Short puts that are assigned early are generally assigned on the ex-dividend date. In-the-money puts whose time value is less than the dividend have a high likelihood of being assigned. Therefore, if the stock price is below the strike price of the short put, an assessment must be made if early assignment is likely. In the case of a covered strangle, it is assumed that being assigned on the short put is not wanted, because the purchase of additional shares requires additional capital and/or a possible margin call. Therefore, if early assignment of the short put is deemed likely, the short put must be purchased to eliminate the possibility of assignment. However, if additional shares are wanted, then no action needs to be taken.
If early assignment of the short put does occur, and if the stock position is not wanted, the stock can be closed in the marketplace by selling. Note, however, that the date of the closing stock sale will be one day later than the date of the opening stock purchase (from assignment of the put). This one-day difference will result in additional fees, including interest charges and commissions. Assignment of a short put might also trigger a margin call if there is not sufficient account equity to support the stock position.

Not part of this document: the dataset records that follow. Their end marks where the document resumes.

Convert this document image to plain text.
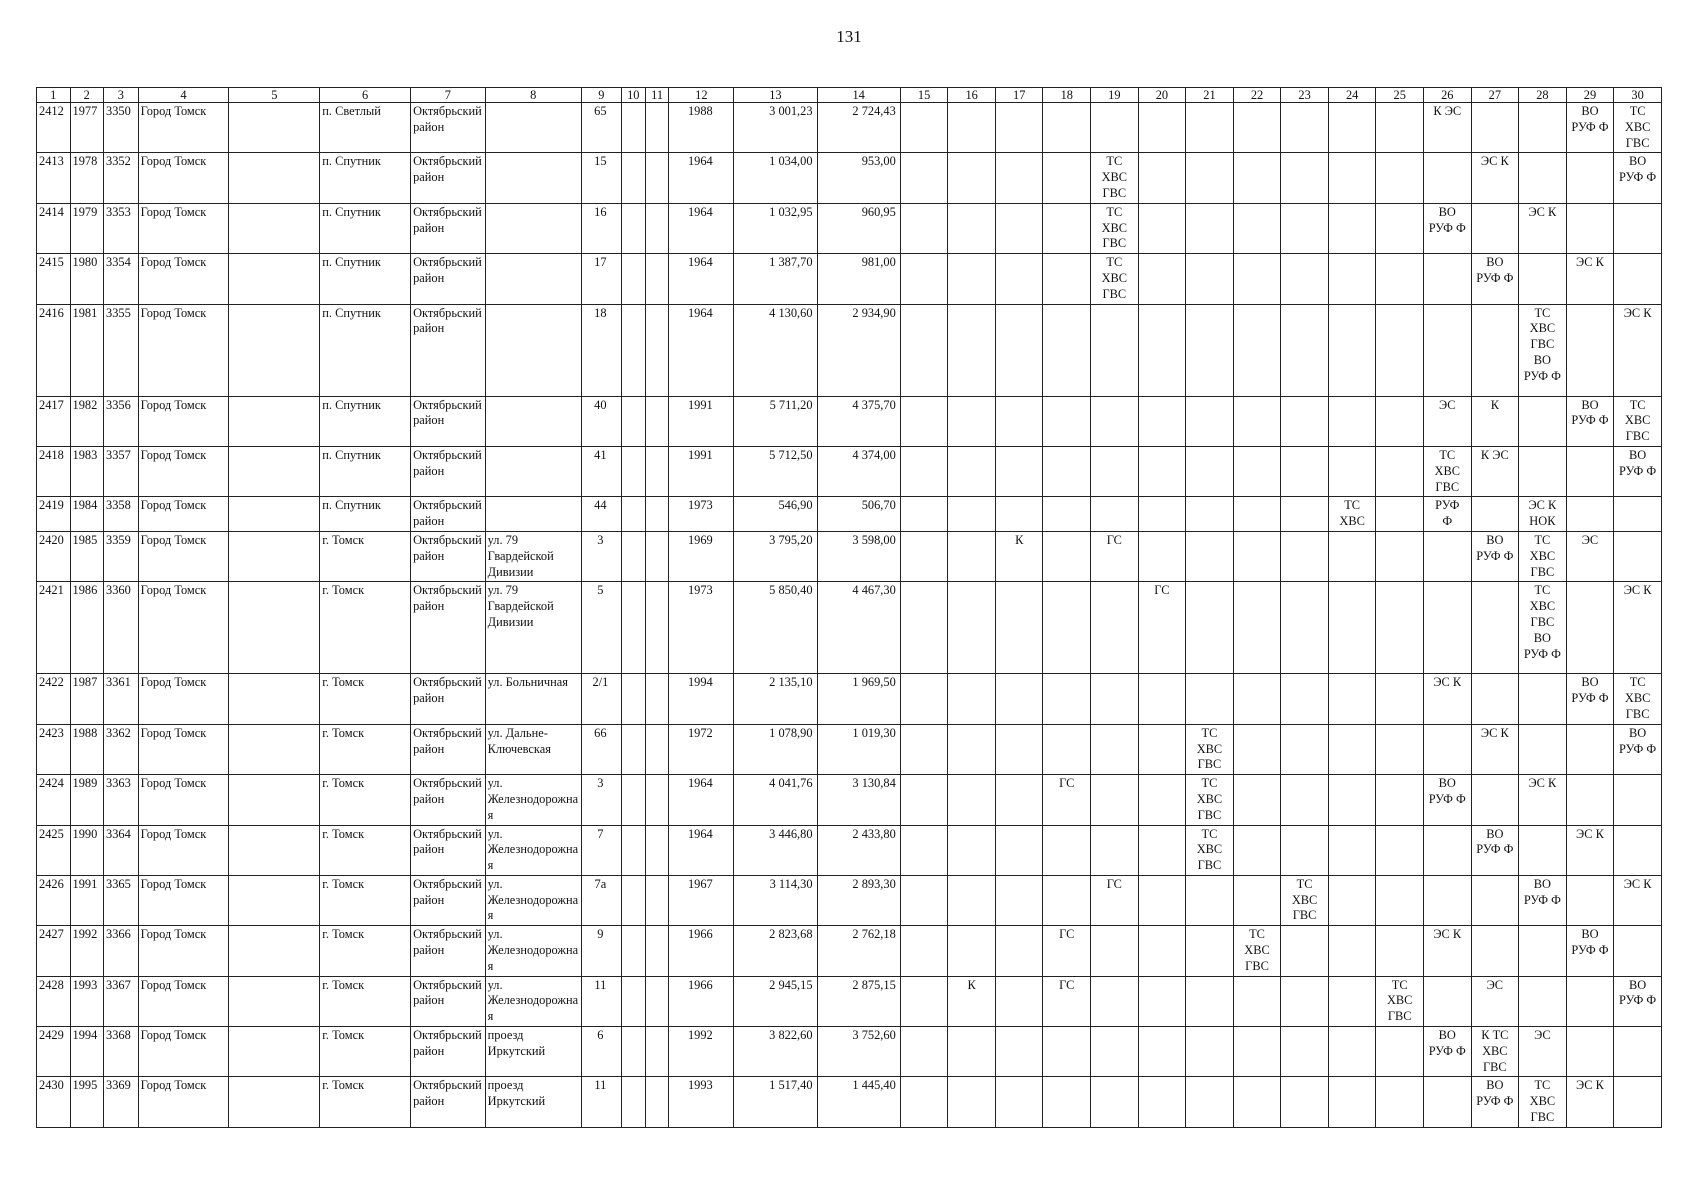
131
1	2	3	4	5	6	7	8	9	10	11	12	13	14	15	16	17	18	19	20	21	22	23	24	25	26	27	28	29	30
2412	1977	3350	Город Томск		п. Светлый	Октябрьский район		65			1988	3 001,23	2 724,43												К ЭС			ВО
РУФ Ф	ТС
ХВС
ГВС
2413	1978	3352	Город Томск		п. Спутник	Октябрьский район		15			1964	1 034,00	953,00					ТС
ХВС
ГВС								ЭС К			ВО
РУФ Ф
2414	1979	3353	Город Томск		п. Спутник	Октябрьский район		16			1964	1 032,95	960,95					ТС
ХВС
ГВС							ВО
РУФ Ф		ЭС К		
2415	1980	3354	Город Томск		п. Спутник	Октябрьский район		17			1964	1 387,70	981,00					ТС
ХВС
ГВС								ВО
РУФ Ф		ЭС К	
2416	1981	3355	Город Томск		п. Спутник	Октябрьский район		18			1964	4 130,60	2 934,90														ТС
ХВС
ГВС
ВО
РУФ Ф		ЭС К
2417	1982	3356	Город Томск		п. Спутник	Октябрьский район		40			1991	5 711,20	4 375,70												ЭС	К		ВО
РУФ Ф	ТС
ХВС
ГВС
2418	1983	3357	Город Томск		п. Спутник	Октябрьский район		41			1991	5 712,50	4 374,00												ТС
ХВС
ГВС	К ЭС			ВО
РУФ Ф
2419	1984	3358	Город Томск		п. Спутник	Октябрьский район		44			1973	546,90	506,70										ТС
ХВС		РУФ
Ф		ЭС К
НОК		
2420	1985	3359	Город Томск		г. Томск	Октябрьский район	ул. 79 Гвардейской Дивизии	3			1969	3 795,20	3 598,00			К		ГС								ВО
РУФ Ф	ТС
ХВС
ГВС	ЭС	
2421	1986	3360	Город Томск		г. Томск	Октябрьский район	ул. 79 Гвардейской Дивизии	5			1973	5 850,40	4 467,30						ГС								ТС
ХВС
ГВС
ВО
РУФ Ф		ЭС К
2422	1987	3361	Город Томск		г. Томск	Октябрьский район	ул. Больничная	2/1			1994	2 135,10	1 969,50												ЭС К			ВО
РУФ Ф	ТС
ХВС
ГВС
2423	1988	3362	Город Томск		г. Томск	Октябрьский район	ул. Дальне-Ключевская	66			1972	1 078,90	1 019,30							ТС
ХВС
ГВС						ЭС К			ВО
РУФ Ф
2424	1989	3363	Город Томск		г. Томск	Октябрьский район	ул. Железнодорожная	3			1964	4 041,76	3 130,84				ГС			ТС
ХВС
ГВС					ВО
РУФ Ф		ЭС К		
2425	1990	3364	Город Томск		г. Томск	Октябрьский район	ул. Железнодорожная	7			1964	3 446,80	2 433,80							ТС
ХВС
ГВС						ВО
РУФ Ф		ЭС К	
2426	1991	3365	Город Томск		г. Томск	Октябрьский район	ул. Железнодорожная	7а			1967	3 114,30	2 893,30					ГС				ТС
ХВС
ГВС					ВО
РУФ Ф		ЭС К
2427	1992	3366	Город Томск		г. Томск	Октябрьский район	ул. Железнодорожная	9			1966	2 823,68	2 762,18				ГС				ТС
ХВС
ГВС				ЭС К			ВО
РУФ Ф	
2428	1993	3367	Город Томск		г. Томск	Октябрьский район	ул. Железнодорожная	11			1966	2 945,15	2 875,15		К		ГС							ТС
ХВС
ГВС		ЭС			ВО
РУФ Ф
2429	1994	3368	Город Томск		г. Томск	Октябрьский район	проезд Иркутский	6			1992	3 822,60	3 752,60												ВО
РУФ Ф	К ТС
ХВС
ГВС	ЭС		
2430	1995	3369	Город Томск		г. Томск	Октябрьский район	проезд Иркутский	11			1993	1 517,40	1 445,40													ВО
РУФ Ф	ТС
ХВС
ГВС	ЭС К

Potential position created at expiration
If the short call in a covered strangle is assigned, then the stock is sold at the strike price of the call and replaced with cash. Assuming the put expires, there is no stock position, only cash.

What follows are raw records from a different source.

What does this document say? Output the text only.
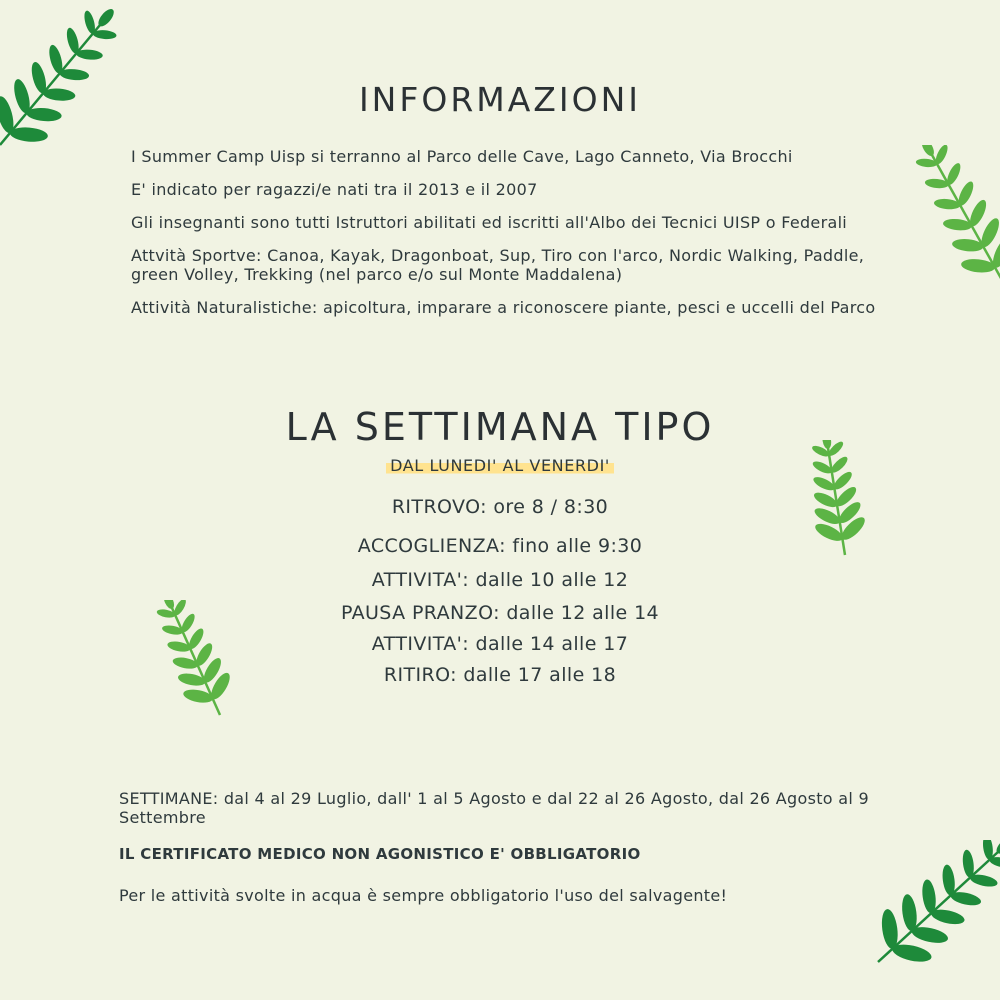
INFORMAZIONI

I Summer Camp Uisp si terranno al Parco delle Cave, Lago Canneto, Via Brocchi

E' indicato per ragazzi/e nati tra il 2013 e il 2007

Gli insegnanti sono tutti Istruttori abilitati ed iscritti all'Albo dei Tecnici UISP o Federali

Attvità Sportve: Canoa, Kayak, Dragonboat, Sup, Tiro con l'arco, Nordic Walking, Paddle, green Volley, Trekking (nel parco e/o sul Monte Maddalena)

Attività Naturalistiche: apicoltura, imparare a riconoscere piante, pesci e uccelli del Parco

LA SETTIMANA TIPO
DAL LUNEDI' AL VENERDI'
RITROVO: ore 8 / 8:30
ACCOGLIENZA: fino alle 9:30
ATTIVITA': dalle 10 alle 12
PAUSA PRANZO: dalle 12 alle 14
ATTIVITA': dalle 14 alle 17
RITIRO: dalle 17 alle 18
SETTIMANE: dal 4 al 29 Luglio, dall' 1 al 5 Agosto e dal 22 al 26 Agosto, dal 26 Agosto al 9 Settembre
IL CERTIFICATO MEDICO NON AGONISTICO E' OBBLIGATORIO
Per le attività svolte in acqua è sempre obbligatorio l'uso del salvagente!
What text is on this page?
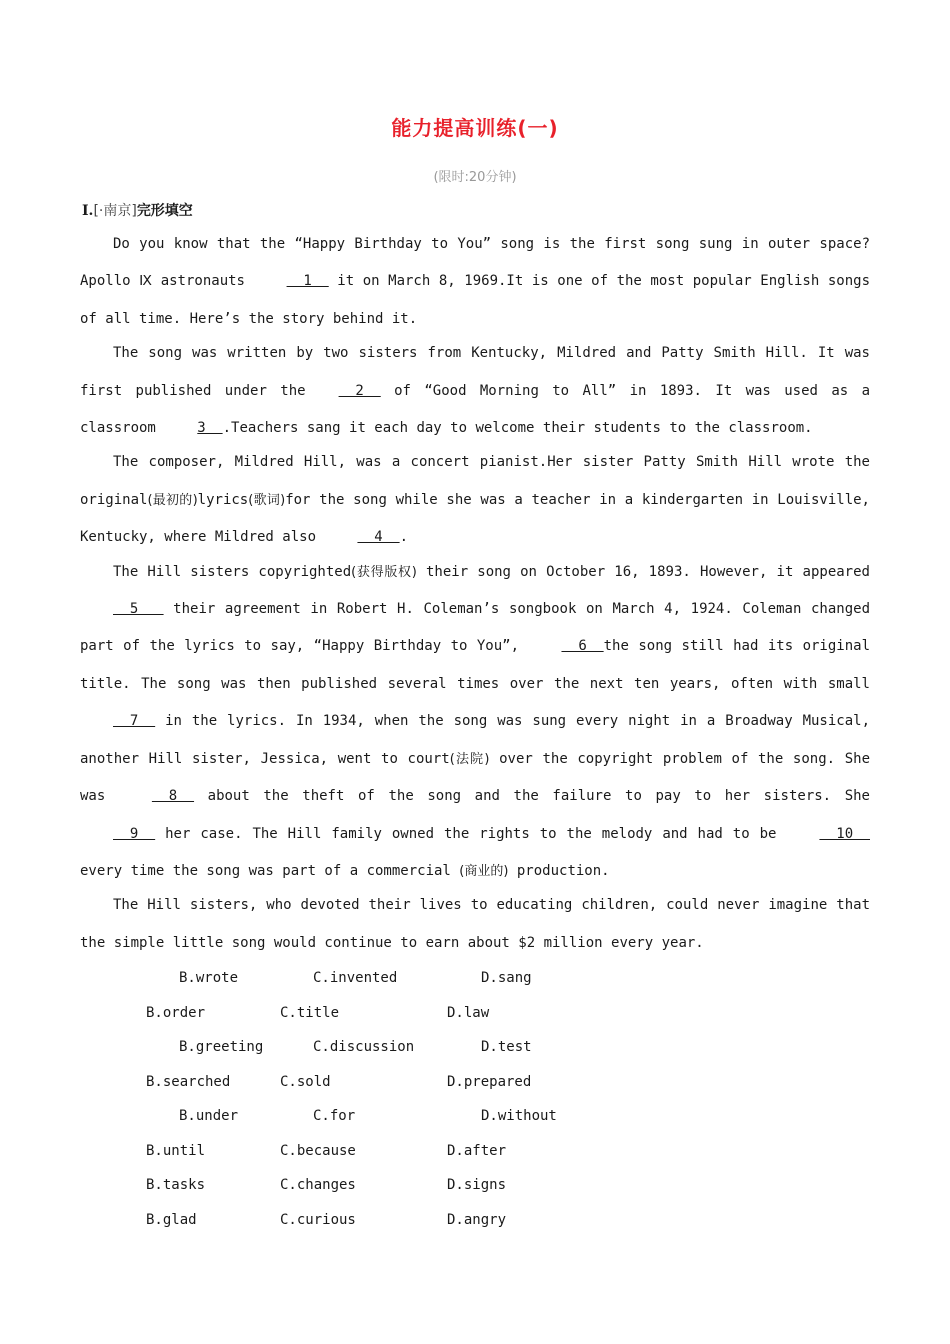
能力提高训练(一)
(限时:20分钟)
Ⅰ.[·南京]完形填空

Do you know that the “Happy Birthday to You” song is the first song sung in outer space? Apollo Ⅸ astronauts   1   it on March 8, 1969.It is one of the most popular English songs of all time. Here’s the story behind it.

The song was written by two sisters from Kentucky, Mildred and Patty Smith Hill. It was first published under the  2   of “Good Morning to All” in 1893. It was used as a classroom 3  .Teachers sang it each day to welcome their students to the classroom.

The composer, Mildred Hill, was a concert pianist.Her sister Patty Smith Hill wrote the original(最初的)lyrics(歌词)for the song while she was a teacher in a kindergarten in Louisville, Kentucky, where Mildred also   4  .

The Hill sisters copyrighted(获得版权) their song on October 16, 1893. However, it appeared   5    their agreement in Robert H. Coleman’s songbook on March 4, 1924. Coleman changed part of the lyrics to say, “Happy Birthday to You”,   6  the song still had its original title. The song was then published several times over the next ten years, often with small   7   in the lyrics. In 1934, when the song was sung every night in a Broadway Musical, another Hill sister, Jessica, went to court(法院) over the copyright problem of the song. She was   8   about the theft of the song and the failure to pay to her sisters. She   9   her case. The Hill family owned the rights to the melody and had to be   10  every time the song was part of a commercial (商业的) production.

The Hill sisters, who devoted their lives to educating children, could never imagine that the simple little song would continue to earn about $2 million every year.

B.wrote	C.invented	D.sang
B.order	C.title	D.law
B.greeting	C.discussion	D.test
B.searched	C.sold	D.prepared
B.under	C.for	D.without
B.until	C.because	D.after
B.tasks	C.changes	D.signs
B.glad	C.curious	D.angry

If the short put in a covered strangle is assigned, then stock is purchased at the strike price of the put. Assuming the call expires, the result is that the initial stock position is doubled.
Although the short call in a covered strangle position is covered by the long (or owned) stock, the short put, as noted above, is not “covered,” because no cash is held in reserve as it is in the case of a cash-secured short put. In the case of a covered strangle, the account equity including the long stock is used as collateral for the margin requirement for the short put. Therefore, if account equity declines sufficiently, a margin call will be triggered. The covered strangle is suitable only for aggressive investors who are suited to taking this risk.
If it is the intention to not sell the stock, then there are two possible tax considerations for the short (covered) call, (1) the strike price of the call, and (2) the time to expiration of the call. Each of these can affect the holding period of the stock for tax purposes. As a result, the tax rate on the profit or loss from the stock might be affected. Investors should seek professional tax advice when calculating taxes on options transactions. The following topics are summarized from the brochure, “Taxes and Investing” published by The Options Industry Council and available free of charge from www.cboe.com.
A “qualified covered call” does not affect the holding period of the stock. Generally, a “qualified covered call” has more than 30 days to expiration and is “not deep in the money.” A non-qualified covered call suspends the holding period of the stock for tax purposes during its life. For specific examples of qualified and non-qualified covered calls refer to “Taxes and Investing.”